Tuesday, October 12, 2010

Dinosaurs on Ice

This is a note of warning to my fellow teachers. If you decide to try the ice excavation project, use care in selecting the container you use to hold the water. I ruined one of my treasured plastic storage boxes when the expansion of the ice proved too much for the plastic it was made from. Its bottom split under the pressure and it's on its way to the landfill now.

A good box made useless by ice

Perhaps my readers know of a solution to this problem and can share it in the comments section.

And, if I didn't mention it before: to get the dinos in the middle of a block of ice, first fill it halfway with water and freeze it solid. Add the dinos on the top surface of the ice and then pour the second half of the water on top. The plastic dinos sink, so they stay in the middle.

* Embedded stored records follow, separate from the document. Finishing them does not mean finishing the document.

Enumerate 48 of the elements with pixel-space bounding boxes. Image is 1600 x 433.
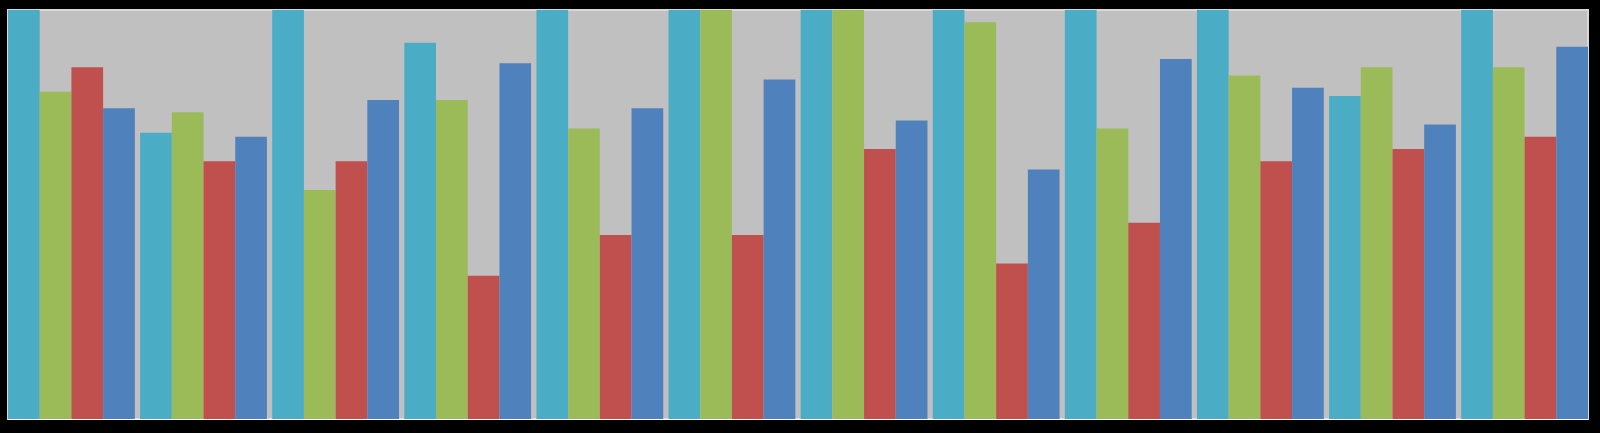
- bar: [1424, 124, 1456, 419]
- bar: [1128, 222, 1160, 419]
- bar: [1461, 10, 1493, 419]
- bar: [303, 189, 336, 419]
- bar: [631, 108, 664, 419]
- bar: [964, 22, 997, 419]
- bar: [272, 10, 304, 419]
- bar: [335, 161, 368, 419]
- bar: [832, 10, 865, 419]
- bar: [436, 99, 468, 419]
- bar: [568, 128, 600, 419]
- bar: [1064, 10, 1097, 419]
- bar: [171, 112, 204, 419]
- bar: [536, 10, 569, 419]
- bar: [1196, 10, 1229, 419]
- bar: [467, 275, 500, 419]
- bar: [1392, 149, 1425, 419]
- bar: [700, 10, 732, 419]
- bar: [599, 234, 632, 419]
- bar: [1329, 95, 1361, 419]
- bar: [1228, 75, 1261, 419]
- bar: [71, 67, 104, 419]
- bar: [140, 132, 172, 419]
- bar: [1096, 128, 1129, 419]
- bar: [103, 108, 135, 419]
- bar: [499, 63, 532, 419]
- bar: [1492, 67, 1525, 419]
- bar: [1524, 136, 1557, 419]
- bar: [8, 10, 40, 419]
- bar: [1260, 161, 1293, 419]
- bar: [1027, 169, 1060, 419]
- bar: [404, 42, 437, 419]
- bar: [932, 10, 965, 419]
- bar: [235, 136, 267, 419]
- bar: [864, 149, 896, 419]
- bar: [1360, 67, 1393, 419]
- bar: [668, 10, 701, 419]
- bar: [203, 161, 236, 419]
- bar: [1159, 59, 1192, 419]
- bar: [39, 91, 72, 419]
- bar: [800, 10, 833, 419]
- bar: [1556, 46, 1588, 419]
- bar: [895, 120, 928, 419]
- bar: [367, 99, 400, 419]
- bar: [763, 79, 796, 419]
- bar: [731, 234, 764, 419]
- bar: [1292, 87, 1324, 419]
- bar: [996, 263, 1028, 419]
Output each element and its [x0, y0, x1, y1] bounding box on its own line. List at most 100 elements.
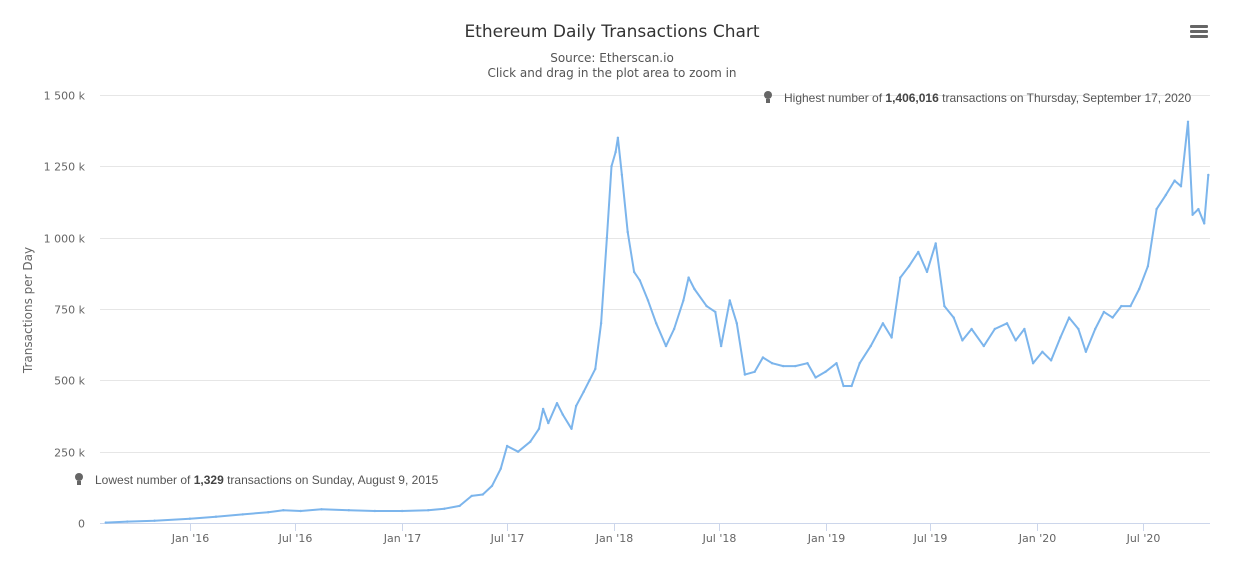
data-point	[614, 150, 617, 154]
data-point	[1067, 316, 1071, 319]
chart-subtitle: Source: Etherscan.io	[550, 51, 674, 65]
data-point	[561, 413, 564, 416]
y-axis-ticks: 0 250 k 500 k 750 k 1 000 k 1 250 k 1 500 k	[44, 90, 86, 531]
min-annotation-text: Lowest number of 1,329 transactions on S…	[95, 473, 439, 487]
data-point	[869, 344, 872, 348]
data-point	[858, 362, 861, 365]
data-point	[770, 362, 774, 365]
data-point	[541, 407, 545, 411]
x-tick-label: Jul '16	[278, 532, 313, 545]
data-point	[1138, 287, 1141, 291]
data-point	[638, 279, 642, 282]
hamburger-menu-icon	[1190, 25, 1208, 38]
data-point	[443, 507, 446, 510]
data-point	[620, 173, 624, 177]
data-point	[267, 511, 270, 514]
data-point	[753, 370, 756, 373]
data-point	[1155, 207, 1158, 211]
data-point	[961, 339, 964, 342]
data-point	[794, 364, 797, 368]
data-point	[952, 316, 955, 319]
data-point	[761, 356, 765, 359]
data-point	[814, 376, 817, 379]
data-point	[714, 310, 717, 314]
data-point	[1111, 316, 1114, 319]
y-axis-title: Transactions per Day	[21, 247, 35, 374]
x-tick-label: Jul '20	[1126, 532, 1161, 545]
data-point	[899, 276, 902, 279]
data-point	[934, 242, 937, 245]
y-tick-label: 750 k	[54, 304, 85, 317]
data-point	[537, 427, 541, 430]
data-point	[1173, 179, 1176, 182]
x-tick-label: Jul '17	[490, 532, 525, 545]
data-point	[693, 287, 696, 291]
data-point	[470, 494, 473, 498]
data-point	[1014, 339, 1017, 342]
data-point	[982, 344, 985, 348]
data-point	[605, 236, 609, 239]
x-tick-label: Jul '18	[702, 532, 737, 545]
data-point	[400, 509, 404, 513]
data-point	[516, 450, 520, 453]
context-menu-button[interactable]	[1184, 20, 1214, 44]
data-point	[1077, 327, 1080, 331]
data-point	[1005, 322, 1009, 325]
data-point	[842, 384, 845, 388]
data-point	[616, 136, 620, 139]
data-point	[719, 344, 723, 348]
data-point	[782, 364, 785, 368]
data-point	[529, 440, 532, 443]
data-point	[458, 504, 461, 508]
data-point	[505, 444, 509, 448]
data-point	[1023, 327, 1026, 331]
data-point	[594, 367, 597, 371]
data-point	[320, 508, 323, 511]
data-point	[427, 509, 430, 512]
x-axis-ticks: Jan '16 Jul '16 Jan '17 Jul '17 Jan '18 Jul '…	[171, 523, 1161, 545]
data-point	[626, 230, 629, 234]
y-tick-label: 500 k	[54, 375, 85, 388]
data-point	[824, 370, 827, 373]
data-point	[555, 402, 559, 405]
data-point	[1094, 327, 1097, 331]
data-point	[682, 299, 685, 302]
x-tick-label: Jan '17	[383, 532, 421, 545]
data-point	[1146, 265, 1150, 268]
plot-area[interactable]	[104, 120, 1210, 524]
data-point	[547, 421, 550, 425]
max-annotation-text: Highest number of 1,406,016 transactions…	[784, 91, 1191, 105]
x-tick-label: Jul '19	[913, 532, 948, 545]
data-point	[1191, 213, 1194, 216]
data-point	[1084, 350, 1088, 353]
data-point	[153, 519, 156, 522]
data-point	[881, 322, 885, 325]
data-point	[1164, 193, 1168, 197]
data-point	[925, 270, 929, 274]
data-point	[299, 509, 302, 513]
data-point	[282, 509, 285, 512]
data-point	[835, 362, 838, 365]
data-point	[610, 165, 613, 168]
data-point	[907, 265, 911, 268]
y-tick-label: 1 000 k	[44, 233, 86, 246]
data-point	[806, 362, 809, 365]
data-point	[632, 270, 636, 274]
data-point	[1102, 310, 1106, 314]
data-point	[1049, 359, 1053, 362]
chart-title: Ethereum Daily Transactions Chart	[464, 22, 759, 42]
data-point	[1129, 304, 1132, 308]
data-point	[481, 493, 484, 496]
data-point	[970, 327, 973, 331]
data-point	[1059, 336, 1062, 339]
data-point	[574, 404, 578, 408]
data-point	[1203, 222, 1206, 225]
data-point	[672, 327, 676, 331]
max-annotation: Highest number of 1,406,016 transactions…	[764, 91, 1191, 105]
data-point	[588, 379, 591, 382]
x-tick-label: Jan '20	[1018, 532, 1056, 545]
data-point	[188, 517, 192, 520]
data-point	[943, 304, 946, 308]
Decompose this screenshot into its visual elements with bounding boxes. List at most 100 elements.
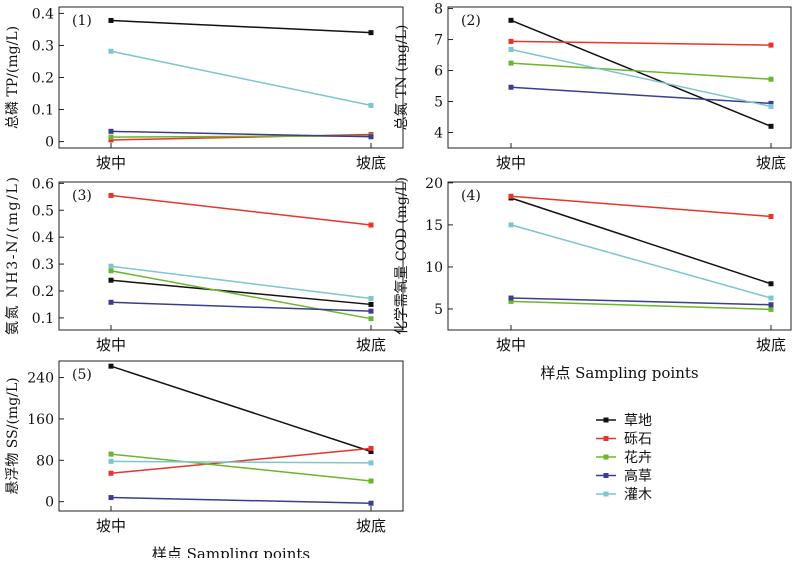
data-point [508, 298, 514, 304]
series-line [510, 40, 772, 46]
y-tick-label: 6 [434, 64, 443, 80]
data-point [368, 30, 374, 36]
series-高草 [508, 84, 774, 106]
panel-label: (5) [72, 367, 92, 383]
plot-frame [58, 360, 404, 512]
data-point [108, 470, 114, 476]
panel-label: (4) [461, 188, 481, 204]
series-草地 [108, 17, 374, 36]
y-tick-label: 0.4 [32, 230, 54, 246]
data-point [368, 308, 374, 314]
y-tick-label: 0.2 [32, 284, 54, 300]
y-axis-label: 总磷 TP/(mg/L) [5, 26, 21, 129]
series-高草 [508, 295, 774, 308]
data-point [768, 281, 774, 287]
series-line [110, 279, 372, 306]
x-tick-label: 坡中 [96, 336, 126, 354]
series-草地 [508, 17, 774, 129]
series-草地 [108, 363, 374, 455]
data-point [368, 316, 374, 322]
legend-item: 高草 [596, 468, 652, 485]
series-line [510, 62, 772, 80]
data-point [368, 102, 374, 108]
series-line [510, 48, 772, 108]
data-point [108, 137, 114, 143]
data-point [508, 84, 514, 90]
data-point [768, 42, 774, 48]
data-point [508, 193, 514, 199]
y-tick-label: 240 [27, 371, 54, 387]
legend-label: 砾石 [624, 432, 652, 448]
data-point [768, 123, 774, 129]
x-tick-label: 坡底 [756, 154, 786, 172]
y-tick-label: 20 [425, 176, 443, 192]
data-point [108, 458, 114, 464]
y-tick-label: 0.3 [32, 257, 54, 273]
series-高草 [108, 495, 374, 506]
series-line [110, 50, 372, 107]
legend-label: 草地 [624, 413, 652, 429]
y-axis-label: 氨氮 NH3-N/(mg/L) [5, 177, 21, 335]
y-tick-label: 10 [425, 260, 443, 276]
legend-label: 灌木 [624, 487, 652, 503]
series-砾石 [108, 192, 374, 228]
y-tick-label: 0.2 [32, 71, 54, 87]
x-tick-label: 坡中 [496, 336, 526, 354]
series-花卉 [108, 268, 374, 322]
plot-frame [58, 6, 404, 149]
data-point [368, 500, 374, 506]
x-tick-label: 坡中 [96, 154, 126, 172]
legend-marker [603, 417, 609, 423]
data-point [108, 277, 114, 283]
y-tick-label: 160 [27, 412, 54, 428]
series-line [110, 447, 372, 474]
data-point [108, 192, 114, 198]
y-tick-label: 0.4 [32, 6, 54, 22]
legend-marker [603, 491, 609, 497]
series-line [510, 86, 772, 105]
series-灌木 [108, 263, 374, 302]
series-line [510, 297, 772, 306]
y-tick-label: 0.6 [32, 176, 54, 192]
legend-item: 草地 [596, 413, 652, 429]
y-tick-label: 7 [434, 33, 443, 49]
series-砾石 [108, 445, 374, 476]
series-草地 [508, 195, 774, 287]
panel-label: (3) [72, 188, 92, 204]
y-tick-label: 80 [36, 453, 54, 469]
x-tick-label: 坡底 [356, 517, 386, 535]
y-tick-label: 0 [45, 135, 54, 151]
x-tick-label: 坡中 [96, 517, 126, 535]
series-line [110, 365, 372, 453]
data-point [368, 134, 374, 140]
data-point [768, 76, 774, 82]
series-高草 [108, 299, 374, 314]
series-灌木 [508, 222, 774, 301]
x-axis-label: 样点 Sampling points [540, 364, 698, 382]
legend-marker [603, 436, 609, 441]
series-灌木 [508, 46, 774, 109]
series-灌木 [108, 48, 374, 108]
data-point [108, 17, 114, 23]
series-line [110, 460, 372, 464]
data-point [368, 296, 374, 302]
data-point [108, 128, 114, 134]
series-line [110, 301, 372, 312]
y-tick-label: 0.5 [32, 203, 54, 219]
legend-label: 高草 [624, 468, 652, 485]
data-point [368, 301, 374, 307]
data-point [508, 38, 514, 44]
series-line [110, 265, 372, 300]
series-高草 [108, 128, 374, 140]
series-花卉 [108, 451, 374, 484]
data-point [508, 295, 514, 301]
series-灌木 [108, 458, 374, 466]
y-tick-label: 5 [434, 95, 443, 111]
data-point [108, 299, 114, 305]
series-砾石 [508, 38, 774, 48]
data-point [768, 103, 774, 109]
series-花卉 [508, 60, 774, 82]
y-axis-label: 总氮 TN (mg/L) [394, 25, 410, 131]
y-tick-label: 8 [434, 2, 443, 18]
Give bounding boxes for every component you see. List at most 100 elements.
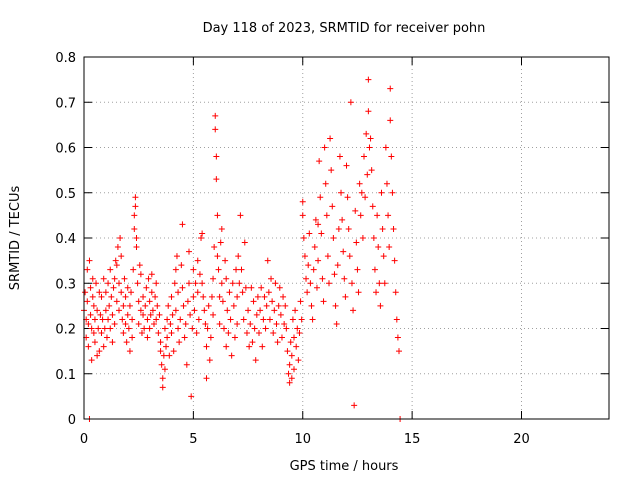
data-point	[256, 330, 262, 337]
data-point	[147, 311, 154, 318]
data-point	[234, 320, 241, 327]
y-tick-label: 0.1	[55, 368, 76, 383]
data-point	[125, 325, 132, 332]
y-tick-label: 0.6	[55, 142, 76, 157]
data-point	[382, 144, 389, 151]
data-point	[93, 280, 100, 287]
data-point	[389, 189, 396, 196]
data-point	[122, 320, 129, 327]
data-point	[116, 307, 122, 314]
data-point	[159, 384, 166, 391]
data-point	[343, 162, 350, 169]
data-point	[356, 180, 363, 187]
data-point	[87, 311, 94, 318]
data-point	[286, 361, 293, 368]
data-point	[153, 316, 160, 323]
data-point	[118, 253, 125, 260]
data-point	[352, 207, 359, 214]
data-point	[88, 357, 95, 364]
data-point	[370, 235, 377, 241]
data-point	[84, 298, 91, 305]
data-point	[390, 225, 397, 232]
data-point	[192, 280, 199, 287]
data-point	[177, 316, 184, 323]
data-point	[101, 325, 108, 332]
data-point	[107, 325, 114, 332]
data-point	[231, 334, 238, 341]
data-point	[371, 266, 378, 273]
data-point	[354, 266, 361, 273]
data-point	[122, 293, 129, 300]
chart-title: Day 118 of 2023, SRMTID for receiver poh…	[203, 21, 486, 36]
data-point	[89, 293, 96, 300]
y-tick-label: 0.2	[55, 323, 76, 338]
data-point	[396, 348, 402, 355]
data-point	[140, 293, 147, 300]
data-point	[316, 158, 323, 165]
data-point	[282, 302, 289, 309]
data-point	[148, 271, 155, 278]
data-point	[168, 293, 175, 300]
data-point	[152, 293, 159, 300]
data-point	[214, 253, 221, 260]
data-point	[172, 307, 179, 314]
data-point	[333, 320, 340, 327]
data-point	[105, 316, 112, 323]
data-point	[155, 330, 162, 337]
data-point	[364, 171, 371, 178]
data-point	[272, 280, 279, 287]
data-point	[330, 235, 337, 241]
data-point	[274, 339, 281, 346]
y-tick-label: 0.8	[55, 51, 76, 66]
data-point	[378, 189, 385, 196]
data-point	[126, 348, 133, 355]
data-point	[113, 262, 120, 269]
data-point	[365, 108, 372, 115]
data-point	[299, 198, 306, 205]
data-point	[293, 343, 300, 350]
data-point	[297, 298, 304, 305]
data-point	[226, 289, 233, 296]
data-point	[94, 307, 101, 314]
data-point	[194, 289, 201, 296]
data-point	[368, 167, 375, 174]
data-point	[292, 307, 299, 314]
data-point	[269, 298, 276, 305]
data-point	[366, 144, 373, 151]
data-point	[109, 311, 116, 318]
data-point	[157, 339, 164, 346]
data-point	[218, 225, 225, 232]
data-point	[374, 212, 381, 219]
data-point	[365, 76, 372, 83]
data-point	[204, 325, 211, 332]
data-point	[300, 235, 307, 241]
data-point	[148, 289, 155, 296]
data-point	[346, 253, 353, 260]
data-point	[95, 325, 102, 332]
data-point	[124, 284, 131, 291]
data-point	[129, 316, 136, 323]
data-point	[109, 339, 116, 346]
data-point	[358, 189, 365, 196]
data-point	[96, 348, 103, 355]
data-point	[94, 352, 101, 359]
data-point	[170, 348, 177, 355]
data-point	[265, 289, 272, 296]
data-point	[190, 266, 197, 273]
data-point	[208, 293, 215, 300]
data-point	[173, 253, 180, 260]
data-point	[133, 235, 140, 241]
y-tick-label: 0.7	[55, 96, 76, 111]
data-point	[164, 334, 171, 341]
data-point	[134, 280, 141, 287]
data-point	[308, 302, 315, 309]
data-point	[322, 180, 329, 187]
data-point	[303, 275, 310, 282]
data-point	[107, 266, 114, 273]
data-points	[81, 76, 404, 422]
data-point	[117, 235, 124, 241]
data-point	[124, 311, 131, 318]
data-point	[239, 289, 246, 296]
data-point	[106, 302, 113, 309]
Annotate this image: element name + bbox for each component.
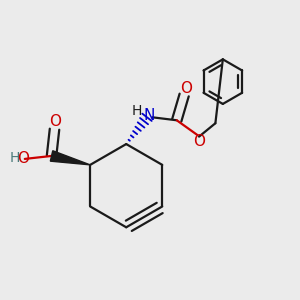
Text: O: O xyxy=(17,151,29,166)
Text: H: H xyxy=(10,151,20,165)
Text: O: O xyxy=(193,134,205,148)
Polygon shape xyxy=(50,151,90,165)
Text: N: N xyxy=(144,108,155,123)
Text: O: O xyxy=(180,81,192,96)
Text: O: O xyxy=(49,114,61,129)
Text: H: H xyxy=(131,104,142,118)
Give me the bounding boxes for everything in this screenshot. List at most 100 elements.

RRROOAAR! It's cold in here!

When the second layer of water freezes you've got what you want: dinosaurs in the middle of a big block of ice.

It took our kindergartners about 30 minutes to free the dinosaurs. I add the dinos to our Cuisinere rods where they add some interest and character to the explorations.

The foundations of a good building

Dinosaur hotel

Danny knew this one was too tall.

Other activities today included a lesson by Miss Roach about counting syllables in words by clapping them, P.E., and the usual routines.

We also used a real pasta machine (an artifact of a cooking fad in the 80's) to make modeling dough linguine. Yum.

No instructions needed 

So fun


Lynola said...

Use an ice cream bucket so it is not so sad if it breaks. I have also done this activity with small plastic animals frozen in ice cube trays. It's a bit noisy and messy when they 'save' the animals, but really fun for them and hilarious to watch.

Dan Gurney said...

Thanks, Lynola. I just got home to discover I've wrecked another container. I'm not sure I know what an ice cream bucket is. I'm gonna keep trying!